The wire in red is to make sure that the D input is overridden with a logic 0. This makes sure both sides of the master FF are reset at the same time. This also overrides the state of the clock input.
Now S and R will clear the slave latch so it is in the proper state. S is forced to '1' and R is forced to '0' at the same instant, thus Q is forced to '0' and Q\ is forced to '1' at the same instant. Q and Q\ can NEVER have the same state at the same time.
Since the rising edge of clock is used to load in the value at the D input which briefly causes both master R-S latches to toggle states (They are cross-wired so the value of D is sampled and locked into the latches in nanoseconds, or even picoseconds), both master R-S latches must be cleared at the same instant or a glitch could appear at R and S that briefly makes the slave latch put out glitches.
The operation of the reset pin should be clean and glitch free at the Q and Q\ outputs. If Q is set to 1 then a reset should clear it to 0 and Q\ becomes 1 with almost no skewing.
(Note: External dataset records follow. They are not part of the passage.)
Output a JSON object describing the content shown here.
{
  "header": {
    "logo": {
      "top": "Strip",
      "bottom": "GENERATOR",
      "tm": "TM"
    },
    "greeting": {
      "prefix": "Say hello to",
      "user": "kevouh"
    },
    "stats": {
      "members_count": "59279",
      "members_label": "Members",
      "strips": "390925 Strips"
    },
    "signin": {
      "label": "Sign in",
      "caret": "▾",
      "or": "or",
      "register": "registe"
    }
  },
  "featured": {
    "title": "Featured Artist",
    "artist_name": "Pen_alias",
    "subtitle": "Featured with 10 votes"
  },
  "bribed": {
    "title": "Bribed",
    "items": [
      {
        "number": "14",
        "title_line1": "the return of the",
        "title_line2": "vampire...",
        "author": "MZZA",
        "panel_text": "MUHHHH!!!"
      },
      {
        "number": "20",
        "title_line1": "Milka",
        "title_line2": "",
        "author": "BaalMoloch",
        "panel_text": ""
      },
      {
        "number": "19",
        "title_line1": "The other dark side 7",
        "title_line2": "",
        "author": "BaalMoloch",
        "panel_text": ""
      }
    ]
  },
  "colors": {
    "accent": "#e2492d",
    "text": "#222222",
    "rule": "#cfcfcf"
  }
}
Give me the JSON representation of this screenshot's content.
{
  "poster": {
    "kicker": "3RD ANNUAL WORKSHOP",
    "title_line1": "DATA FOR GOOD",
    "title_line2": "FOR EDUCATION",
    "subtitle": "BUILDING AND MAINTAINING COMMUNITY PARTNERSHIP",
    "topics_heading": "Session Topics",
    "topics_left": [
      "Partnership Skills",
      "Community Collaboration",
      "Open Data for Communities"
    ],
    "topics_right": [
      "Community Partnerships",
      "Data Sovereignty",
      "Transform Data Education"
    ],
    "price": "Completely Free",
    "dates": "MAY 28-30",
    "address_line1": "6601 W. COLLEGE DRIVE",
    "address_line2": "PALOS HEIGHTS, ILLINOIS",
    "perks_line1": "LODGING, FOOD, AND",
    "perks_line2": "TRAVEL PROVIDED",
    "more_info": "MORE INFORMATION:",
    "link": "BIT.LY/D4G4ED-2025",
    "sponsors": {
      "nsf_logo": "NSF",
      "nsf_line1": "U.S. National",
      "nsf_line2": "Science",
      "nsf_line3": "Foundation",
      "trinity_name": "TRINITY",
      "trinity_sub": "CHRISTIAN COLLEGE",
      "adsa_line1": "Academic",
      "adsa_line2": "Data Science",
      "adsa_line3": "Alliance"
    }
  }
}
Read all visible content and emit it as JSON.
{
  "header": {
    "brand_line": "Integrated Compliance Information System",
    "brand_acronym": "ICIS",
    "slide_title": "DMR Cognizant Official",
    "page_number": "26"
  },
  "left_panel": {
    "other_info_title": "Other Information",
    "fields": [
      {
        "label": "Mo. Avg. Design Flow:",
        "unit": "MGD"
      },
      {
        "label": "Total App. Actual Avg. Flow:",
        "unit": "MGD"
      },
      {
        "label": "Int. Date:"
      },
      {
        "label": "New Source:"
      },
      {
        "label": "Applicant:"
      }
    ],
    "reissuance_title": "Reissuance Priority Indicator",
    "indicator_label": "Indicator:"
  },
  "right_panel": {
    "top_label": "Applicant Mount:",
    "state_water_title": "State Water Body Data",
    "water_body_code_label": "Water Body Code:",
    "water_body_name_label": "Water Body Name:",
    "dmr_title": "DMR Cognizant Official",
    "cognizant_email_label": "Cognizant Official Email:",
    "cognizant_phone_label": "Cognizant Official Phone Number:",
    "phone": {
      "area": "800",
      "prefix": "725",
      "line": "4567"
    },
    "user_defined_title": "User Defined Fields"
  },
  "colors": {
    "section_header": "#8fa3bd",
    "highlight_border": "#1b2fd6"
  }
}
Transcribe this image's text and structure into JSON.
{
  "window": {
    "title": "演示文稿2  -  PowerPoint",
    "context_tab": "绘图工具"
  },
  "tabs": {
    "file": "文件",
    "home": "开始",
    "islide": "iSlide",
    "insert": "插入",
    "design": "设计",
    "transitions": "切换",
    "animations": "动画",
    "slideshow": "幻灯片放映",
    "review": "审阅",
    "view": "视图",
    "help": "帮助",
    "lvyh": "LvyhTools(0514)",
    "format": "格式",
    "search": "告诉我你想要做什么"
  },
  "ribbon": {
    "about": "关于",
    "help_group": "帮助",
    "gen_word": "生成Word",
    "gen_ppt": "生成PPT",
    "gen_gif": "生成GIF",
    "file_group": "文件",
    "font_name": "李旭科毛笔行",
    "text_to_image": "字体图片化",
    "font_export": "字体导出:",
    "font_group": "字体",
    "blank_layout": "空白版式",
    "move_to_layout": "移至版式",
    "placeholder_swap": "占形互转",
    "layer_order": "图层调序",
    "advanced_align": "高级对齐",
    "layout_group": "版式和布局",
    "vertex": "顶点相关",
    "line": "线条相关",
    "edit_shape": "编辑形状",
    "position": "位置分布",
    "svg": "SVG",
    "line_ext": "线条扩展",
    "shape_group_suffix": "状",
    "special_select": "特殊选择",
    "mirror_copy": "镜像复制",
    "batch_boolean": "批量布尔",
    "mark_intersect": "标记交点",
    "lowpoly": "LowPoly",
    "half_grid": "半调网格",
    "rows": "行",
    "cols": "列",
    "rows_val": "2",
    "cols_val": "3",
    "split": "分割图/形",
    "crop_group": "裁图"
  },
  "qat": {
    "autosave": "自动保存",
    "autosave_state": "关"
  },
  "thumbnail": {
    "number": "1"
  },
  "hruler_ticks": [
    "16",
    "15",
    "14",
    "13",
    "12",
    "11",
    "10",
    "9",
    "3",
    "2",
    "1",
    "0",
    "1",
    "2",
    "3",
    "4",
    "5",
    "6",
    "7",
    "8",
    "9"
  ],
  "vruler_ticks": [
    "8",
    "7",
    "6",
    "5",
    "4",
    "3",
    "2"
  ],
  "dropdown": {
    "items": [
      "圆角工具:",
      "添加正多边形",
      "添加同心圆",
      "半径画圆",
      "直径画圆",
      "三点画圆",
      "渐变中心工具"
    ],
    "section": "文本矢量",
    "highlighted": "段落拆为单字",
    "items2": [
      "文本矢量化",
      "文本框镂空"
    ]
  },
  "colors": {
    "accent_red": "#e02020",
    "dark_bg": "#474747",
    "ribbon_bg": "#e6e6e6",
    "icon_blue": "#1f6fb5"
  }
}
That is another reason for the extra reset connection. Data is supposed to be loaded in with almost no skewing in time between Q and Q\ changing states, so RESET has to work the same way, or downstream logic could be confused. These flip-flops are often used to sync data from a asynchronous source by using 2 in series with a common clock, so internally created glitches would never be tolerated. This could cause havoc and miss-counts in ripple-carry counters where many FF's are daisy-chained in a row.